- Film poster
- Directed by: Jared Cohn
- Written by: Jared Cohn
- Produced by: David Michael Latt; Paul Bales;
- Starring: Sara Malakul Lane; Jesus Guevara; Erin O'Brien; Steve Hanks; Carl Donelson;
- Cinematography: Ben Demaree
- Edited by: Andre Law
- Music by: Graham Denman
- Production company: The Asylum
- Distributed by: The Asylum; Peacock Films; Schröder Media;
- Release date: December 4, 2012 (DVD);
- Running time: 86 minutes
- Country: United States
- Language: English

= 12/12/12 (film) =

12/12/12 (also known as Evil Born) is a 2012 American horror film written and directed by Jared Cohn. It stars Sara Malakul Lane, Jesus Guevara, Erin O'Brien, Steve Hanks, and Carl Donelson. It was filmed in Los Angeles, California and released on December 4, 2012.

==Plot==
The film begins with a baby, Sebastian, being born.
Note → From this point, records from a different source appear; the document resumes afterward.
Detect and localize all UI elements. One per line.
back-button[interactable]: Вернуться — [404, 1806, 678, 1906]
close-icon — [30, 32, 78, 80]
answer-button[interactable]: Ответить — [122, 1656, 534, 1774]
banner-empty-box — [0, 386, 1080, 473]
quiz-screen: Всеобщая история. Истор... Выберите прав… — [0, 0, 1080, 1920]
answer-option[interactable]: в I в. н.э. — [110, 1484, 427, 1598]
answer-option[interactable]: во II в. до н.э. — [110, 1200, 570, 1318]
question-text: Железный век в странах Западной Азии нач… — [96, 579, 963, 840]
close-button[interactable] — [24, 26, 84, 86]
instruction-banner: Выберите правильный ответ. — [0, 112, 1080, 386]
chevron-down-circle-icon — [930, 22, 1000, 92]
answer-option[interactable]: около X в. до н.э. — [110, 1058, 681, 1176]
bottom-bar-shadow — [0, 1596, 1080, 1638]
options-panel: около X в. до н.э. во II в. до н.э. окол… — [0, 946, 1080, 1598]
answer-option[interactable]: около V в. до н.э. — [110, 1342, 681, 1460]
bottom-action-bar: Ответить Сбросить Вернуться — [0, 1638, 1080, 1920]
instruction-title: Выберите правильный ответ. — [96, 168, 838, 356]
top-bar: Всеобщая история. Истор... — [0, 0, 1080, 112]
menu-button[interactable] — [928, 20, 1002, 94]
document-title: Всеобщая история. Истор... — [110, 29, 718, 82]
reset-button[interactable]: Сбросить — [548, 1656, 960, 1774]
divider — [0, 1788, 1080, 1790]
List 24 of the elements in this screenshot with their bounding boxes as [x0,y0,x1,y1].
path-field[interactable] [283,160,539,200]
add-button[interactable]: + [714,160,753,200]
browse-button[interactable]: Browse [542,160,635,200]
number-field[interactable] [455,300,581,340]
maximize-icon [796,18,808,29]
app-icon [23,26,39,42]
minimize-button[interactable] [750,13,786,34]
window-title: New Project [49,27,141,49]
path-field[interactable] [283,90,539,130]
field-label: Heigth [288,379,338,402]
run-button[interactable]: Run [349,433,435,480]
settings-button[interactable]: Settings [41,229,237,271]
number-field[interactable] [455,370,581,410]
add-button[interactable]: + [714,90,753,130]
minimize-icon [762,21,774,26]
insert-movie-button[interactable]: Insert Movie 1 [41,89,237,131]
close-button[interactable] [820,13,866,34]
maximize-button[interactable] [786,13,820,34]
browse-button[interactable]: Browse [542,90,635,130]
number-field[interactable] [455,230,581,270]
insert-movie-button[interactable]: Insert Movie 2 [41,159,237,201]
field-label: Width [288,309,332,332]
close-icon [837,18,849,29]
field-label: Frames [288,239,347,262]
After Sebastian viciously murders the doctors who delivered him, his mother (Sara Malakul Lane) realizes that there is something seriously wrong with the child. Over the course of the film, Sebastian brutally murders many people and tragedy strikes many others. Mahari (Jesus Guevara) attempts to steal the baby from Sebastian's birth parents many times, and eventually does. He kidnaps Sebastian in order to follow his dark destiny. Police officers attempt to kill Mahari, but Mahari and his companions use Sebastian to murder them. The film ends with all the main characters dead, and their deaths were associated in some way to Sebastian.

==Cast==

- Sara Malakul Lane as Veronica Alvarez
- Jesus Guevara as Mahari
- Erin O'Brien as Nurse At Station
- Steve Hanks as Detective Barnes
- Carl Donelson as Carlos
- Laura Ramos as Gabriella
- Samantha Stewart as Officer Vokel
- Rachel Alig as Katherine
- Jared Cohn as Jared
- Katy-Ann Thompson as Nurse Madysson
- Gregory Niebel as Dr. Ulf
- Shakira Ja'nai Paye as Kayla
- Shauna Chin as Barbara
- Jourdan Lee as Jason Tremmel
- Jon Kondelik as Trevor
- Samuel Fisher as Officer Kemp
- Sam Ingraffia as Father Anders

==Reception==

Dread Central called it an "Omen-esque horror flick titled after the date on which its hellspawn will be born". Filming the project created controversy in Thailand, in which set photos showing Sara Malakul Lane in costume looking as if pregnant were mistakenly thought to be real, for there are cultural taboos there about unwed motherhood.

== Music ==
12/12/12 features a musical score composed by Graham Denman.